Various Arduino projects that need to switch a high DC load are using MOSFET’s to do this, according to the circuit at the right (R1 is optional and may be necessary to switch off the FET if the pin goes low.
Popular MOSFET’s that are used are the IRF510 and IRF 520
Looking at those graphs one can see that at a gate to source level of 5V (Arduino levels) the IRF510 is only capable of delivering 1 Amp, whereas it is specified for 5,6 Amps continuous current. The 520 is somewhat better: at 5 V it delivers 3 Amps from its max of 9.2. This is because these FET’s are designed to pass the max current at gate voltages of around 10 Volts and that is beyond what most microcontrollers can deliver.
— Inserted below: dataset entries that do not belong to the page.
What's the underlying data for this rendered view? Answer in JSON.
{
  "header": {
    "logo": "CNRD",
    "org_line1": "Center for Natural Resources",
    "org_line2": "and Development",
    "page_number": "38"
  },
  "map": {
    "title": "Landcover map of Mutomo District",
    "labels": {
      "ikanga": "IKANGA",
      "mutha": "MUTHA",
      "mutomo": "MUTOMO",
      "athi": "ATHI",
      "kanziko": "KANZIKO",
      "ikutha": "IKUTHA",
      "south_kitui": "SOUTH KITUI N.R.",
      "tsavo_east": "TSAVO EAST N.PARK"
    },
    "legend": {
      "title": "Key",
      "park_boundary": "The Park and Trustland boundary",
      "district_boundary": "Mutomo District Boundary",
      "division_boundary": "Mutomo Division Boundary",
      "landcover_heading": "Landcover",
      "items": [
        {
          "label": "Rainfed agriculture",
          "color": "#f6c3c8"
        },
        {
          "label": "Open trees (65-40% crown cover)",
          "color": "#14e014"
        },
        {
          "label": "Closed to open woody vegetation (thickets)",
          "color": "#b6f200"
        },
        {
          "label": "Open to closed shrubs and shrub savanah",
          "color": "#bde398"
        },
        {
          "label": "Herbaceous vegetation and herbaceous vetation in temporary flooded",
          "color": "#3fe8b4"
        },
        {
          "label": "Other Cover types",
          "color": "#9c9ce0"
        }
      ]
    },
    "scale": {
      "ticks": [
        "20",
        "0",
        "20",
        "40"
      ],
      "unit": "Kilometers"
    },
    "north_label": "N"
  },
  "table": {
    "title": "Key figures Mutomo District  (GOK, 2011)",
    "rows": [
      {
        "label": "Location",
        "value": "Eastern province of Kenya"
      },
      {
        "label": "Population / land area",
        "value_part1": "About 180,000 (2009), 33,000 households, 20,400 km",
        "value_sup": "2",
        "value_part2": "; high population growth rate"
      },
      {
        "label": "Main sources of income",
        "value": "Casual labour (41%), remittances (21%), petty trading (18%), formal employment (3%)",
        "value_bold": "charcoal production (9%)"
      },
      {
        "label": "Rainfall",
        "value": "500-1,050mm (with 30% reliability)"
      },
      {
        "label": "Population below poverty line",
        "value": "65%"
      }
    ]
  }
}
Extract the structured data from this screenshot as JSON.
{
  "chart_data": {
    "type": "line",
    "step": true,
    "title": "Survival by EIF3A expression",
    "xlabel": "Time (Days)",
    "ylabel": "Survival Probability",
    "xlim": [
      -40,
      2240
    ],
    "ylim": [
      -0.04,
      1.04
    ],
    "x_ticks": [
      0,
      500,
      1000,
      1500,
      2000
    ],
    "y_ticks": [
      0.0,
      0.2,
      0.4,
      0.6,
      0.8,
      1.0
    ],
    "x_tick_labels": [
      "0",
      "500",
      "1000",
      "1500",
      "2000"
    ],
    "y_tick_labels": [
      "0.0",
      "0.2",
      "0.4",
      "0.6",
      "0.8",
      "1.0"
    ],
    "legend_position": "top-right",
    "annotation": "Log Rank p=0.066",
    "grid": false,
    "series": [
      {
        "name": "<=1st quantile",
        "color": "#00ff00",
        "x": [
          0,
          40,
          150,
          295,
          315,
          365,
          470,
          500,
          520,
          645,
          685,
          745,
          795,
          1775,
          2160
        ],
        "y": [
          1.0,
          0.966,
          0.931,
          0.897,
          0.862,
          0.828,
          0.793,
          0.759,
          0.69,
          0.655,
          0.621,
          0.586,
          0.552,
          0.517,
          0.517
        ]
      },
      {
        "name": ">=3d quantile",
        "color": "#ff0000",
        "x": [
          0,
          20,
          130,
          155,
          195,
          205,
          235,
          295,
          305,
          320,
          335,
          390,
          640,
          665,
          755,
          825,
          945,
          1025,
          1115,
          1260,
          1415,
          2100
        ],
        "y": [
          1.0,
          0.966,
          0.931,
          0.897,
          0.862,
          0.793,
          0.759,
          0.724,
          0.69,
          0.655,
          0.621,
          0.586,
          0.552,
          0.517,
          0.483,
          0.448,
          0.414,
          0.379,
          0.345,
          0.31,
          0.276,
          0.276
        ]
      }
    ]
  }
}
For the IRF522 it is even worse.
Looking at the curve, at a gate to source voltage of 5V the IRF522 is hardly turned on. You are limited to a current of about 200mA. Much better to use a cheap Darlington transistor then.
At 5V volt on the gate, the IRF530 will pass something around 4.5Amps.
If you are shopping for a MOSFET for the Arduino consider the IRL540 The L shows that is a logic level mosfet. A logic level mosfet means that it is designed to turn on fully from the logic level of a microprocessor. The standard mosfet (IRF series etc) is designed to run from 10V.
Here is the curve for the IRL540:
Now at 5V you are out of the linear region and the MOSFET can already deliver its specified 28 Amps continuous current.
You may also consider the IRLZ44.
The IRLZ44 data-sheet says that with a 3V TTL-level drive the FET drops less than 0.15V at 4A (at 25C, Rds(on) is about 0.04 ohms), and under 0.25V at 175C (Rds(on) < 0.063 ohms).
So we know the FET’s I^2-R ohmic dissipation will be under 1 watt, and that’s good. If we use Vgs = 4V, specified for AVR chip outputs, the dissipation should be about 0.4W at 25C (0.8W for Tj = 175C).
Wether a MOSFET is a standard MOSFET or a ‘logic’FET becomes clear from the Datasheet. If for instance you look at the Datasheet of the IRFZ44N at the Rds(on), This lists the ‘on-resistance’ under the condition that Vgs=10V (and Id=25A). If there is no rating for Rds(on) when Vgs=5V (or 4.5V), then it is not a logic-level MOSFET. A logic level MOSFET will have Rds(on) specified for Vgs=5V or 4.5V. If its only specified for Vgs=10V, its not logic-level.
Another thing to beware of in datasheets is Vthresh (threshhold voltage). This is not the gate voltage to turn the device on, its the gate voltage at which it switches fully off (less than a few uA of current, typically). If Vthresh is given as 2..4V range, it cannot be a logic level MOSFET (Vthresh is usually 0.5 to 1V for logic-level MOSFETs).
When designing with MOSFETs be aware that instead of having a Vsat like a bipolar transistor, a fully-saturated MOSFET acts as a low-value linear resistor. If for instance you want to switch 5A in a 12V circuit and you only want to waste 0.5V across the MOSFET, then its on-resistance (Vds(on)) should be <= 0.1 ohms (0.5V / 5A)
The dissipation then is 5x5x0.1=2.5 Watt. But suppose the FET you choose has 0.05ohm Vds(on) and carries 10A then it will dissipate I^2R watts, ie 10x10x0.05 = 5W. This will need a good heatsink if the load is on for more than a second or two, but it is no issue if it gets millisecond pulses every few seconds. ‘ON-resistance’ of 0.2 to 0.001 ohms are available (though less than 0.005ohms gets expensive).
The relatively cheap BUZ11 is also an option. Although it is no Logic level MOSFET, it will go into saturation with a 5 Volt gate voltage at around 7 amps and a VDS of about 0.5 to 1 Volt. But it’s RDS(on) will be far from ideal and you will lose 3.5-7 Watts in the FET:
Realise though that it is an inverting circuit. A HIGH on the Output of the Arduino will switch the Load Off. Also the 520 and 510 will be more efficient with this circuit.
If you are using this circuit to switch any serious loads, then it is wise to solder some thick wire over the tracks coming from the MOSFET. You will find the print design here. This is for direct transfer so it is already mirrorred the right way.
3.3 Volt levels
For a long time ‘TTL” meant 5 volt. Nowadays more and more 3.3 Volt boards are available as well in the Arduino series as in the popular ESP8266 and the raspberry Pi. On these boards the STN4NF03L can be a good choice. Not an ideal choice, but a good one. Check section 2.1 figure 4 in the datasheet.